Figure spettrali gli affollavano la mente, non invitate. Con l’immaginazione stava lasciando una prigione diversa in un altro tempo, un tempo molto lontano.

Era rimasto chiuso in una stanza buia troppo a lungo: la barba era incolta e i capelli un groviglio. I secondini lo avevano accompagnato giù per una scala di pietra grigia e su una piazza piena dei colori accesi di cose e persone. Era giorno di mercato e il rumore e le luci lo frastornavano mentre socchiudeva gli occhi per difendersi dal sole che inondava la piazza; annusava l’aria umida e salmastra e tutti i buoni odori del mercato, e alla sua sinistra il sole scintillava riflesso nell’acqua…

Il pulmino si fermò con un sobbalzo a un semaforo rosso.
Il vento ululava e i tergicristalli si trascinavano pesanti di pioggia, trasformando la città in un’imbrattatura umida, rossa e gialla. Benché fosse primo pomeriggio di là del finestrino sembrava già notte.
«Merda» disse il suo vicino cercando di togliere con la mano la condensa dal vetro per guardare una passante tutta bagnata che correva sul marciapiede. «C’è la figa, là fuori.»

Shadow deglutì. Gli venne in mente che non aveva ancora pianto, che in effetti non aveva provato niente. Niente lacrime. Nessun dolore. Zero.
Si ritrovò a pensare a un certo Johnnie Larch che era stato in cella con lui durante i primi tempi e che gli aveva raccontato di essere uscito, una volta, dopo cinque anni dietro le sbarre, con in tasca cento dollari e un biglietto aereo per Seattle, dove viveva la sorella.

Arrivato all’aeroporto aveva mostrato il biglietto all’impiegata e lei gli aveva chiesto la patente.
Gliel’aveva data. Era una patente scaduta da un paio d’anni. L’impiegata aveva detto che non era valida come documento di identità. Lui le aveva risposto che forse non era valida come patente di guida ma certamente bastava per identificarlo, e comunque chi cazzo credeva che fosse, se non era lui?
Lei gli aveva detto di non alzare la voce.

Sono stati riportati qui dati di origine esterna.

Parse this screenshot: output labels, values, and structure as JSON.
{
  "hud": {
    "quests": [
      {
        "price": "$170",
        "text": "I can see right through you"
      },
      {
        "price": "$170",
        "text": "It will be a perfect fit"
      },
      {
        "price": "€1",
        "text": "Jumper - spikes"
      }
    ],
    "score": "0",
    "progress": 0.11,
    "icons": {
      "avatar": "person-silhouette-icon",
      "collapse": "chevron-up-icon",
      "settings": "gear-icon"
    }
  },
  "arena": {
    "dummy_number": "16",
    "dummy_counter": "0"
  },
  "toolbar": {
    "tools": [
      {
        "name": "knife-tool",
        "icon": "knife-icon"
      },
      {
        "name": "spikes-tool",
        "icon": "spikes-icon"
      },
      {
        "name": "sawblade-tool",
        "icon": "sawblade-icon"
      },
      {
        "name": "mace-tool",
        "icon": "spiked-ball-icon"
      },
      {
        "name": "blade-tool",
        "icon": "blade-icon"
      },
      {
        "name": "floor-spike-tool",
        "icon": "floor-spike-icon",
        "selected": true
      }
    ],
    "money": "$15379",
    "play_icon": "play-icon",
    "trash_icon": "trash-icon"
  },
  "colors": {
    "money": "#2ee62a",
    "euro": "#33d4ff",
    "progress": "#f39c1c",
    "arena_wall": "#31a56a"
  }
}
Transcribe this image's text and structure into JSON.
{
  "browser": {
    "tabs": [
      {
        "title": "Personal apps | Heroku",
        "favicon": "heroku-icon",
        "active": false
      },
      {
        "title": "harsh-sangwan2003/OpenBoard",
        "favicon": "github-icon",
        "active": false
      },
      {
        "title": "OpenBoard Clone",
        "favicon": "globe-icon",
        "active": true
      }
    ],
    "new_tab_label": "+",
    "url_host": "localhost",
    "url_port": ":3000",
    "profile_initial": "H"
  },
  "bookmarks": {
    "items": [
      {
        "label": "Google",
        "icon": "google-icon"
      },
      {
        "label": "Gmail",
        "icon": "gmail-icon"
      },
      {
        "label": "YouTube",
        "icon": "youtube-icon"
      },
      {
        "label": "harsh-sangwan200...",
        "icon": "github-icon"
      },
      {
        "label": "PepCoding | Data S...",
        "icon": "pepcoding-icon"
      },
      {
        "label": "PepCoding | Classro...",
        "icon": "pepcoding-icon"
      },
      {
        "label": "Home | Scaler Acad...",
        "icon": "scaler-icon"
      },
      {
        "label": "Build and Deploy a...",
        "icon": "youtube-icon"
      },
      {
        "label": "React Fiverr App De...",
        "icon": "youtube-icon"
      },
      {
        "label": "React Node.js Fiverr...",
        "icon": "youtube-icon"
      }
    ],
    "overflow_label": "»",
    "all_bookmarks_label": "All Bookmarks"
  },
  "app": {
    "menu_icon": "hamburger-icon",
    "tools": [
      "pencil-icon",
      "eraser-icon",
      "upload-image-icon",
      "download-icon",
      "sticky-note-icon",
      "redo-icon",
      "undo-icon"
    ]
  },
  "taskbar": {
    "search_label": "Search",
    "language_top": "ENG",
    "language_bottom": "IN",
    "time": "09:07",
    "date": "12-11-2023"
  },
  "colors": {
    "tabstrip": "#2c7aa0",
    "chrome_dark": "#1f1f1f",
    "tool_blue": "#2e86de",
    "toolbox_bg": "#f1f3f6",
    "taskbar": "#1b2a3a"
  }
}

Lui le aveva ordinato di dargli la carta d’imbarco perché altrimenti se ne sarebbe pentita. Non aveva nessuna intenzione di farsi mancare di rispetto in quel modo. In galera non ti lasci mancare di rispetto.
Allora lei aveva premuto un pulsante e nel giro di pochi secondi gli agenti di sicurezza dell’aeroporto erano intervenuti e l’avevano convinto ad andarsene senza fare storie, e siccome lui non se ne voleva andare era seguito un alterco.

Risultato, a Seattle Johnnie Larch non c’era mai arrivato. Aveva passato due giorni nei bar della città, e una volta finiti i cento dollari aveva rapinato un distributore di benzina con una pistola giocattolo per pagarsi da bere, finché la polizia lo aveva beccato mentre pisciava per strada. Nel giro di poco tempo era tornato dentro a scontare il resto della pena nonché un extra per il lavoretto al distributore.

La morale della storia, secondo Johnnie Larch, era questa: mai far incazzare quelli che lavorano all’aeroporto.
«Sei sicuro che il concetto non sia più tipo: "Il genere di comportamento che funziona in particolari ambienti, come quello carcerario, può non funzionare o rivelarsi addirittura dannoso all’esterno di quell’ambiente?"» aveva domandato Shadow, finito di ascoltarlo.
«No, da’ retta a me, amico: non far incazzare quelle troie dell’aeroporto.»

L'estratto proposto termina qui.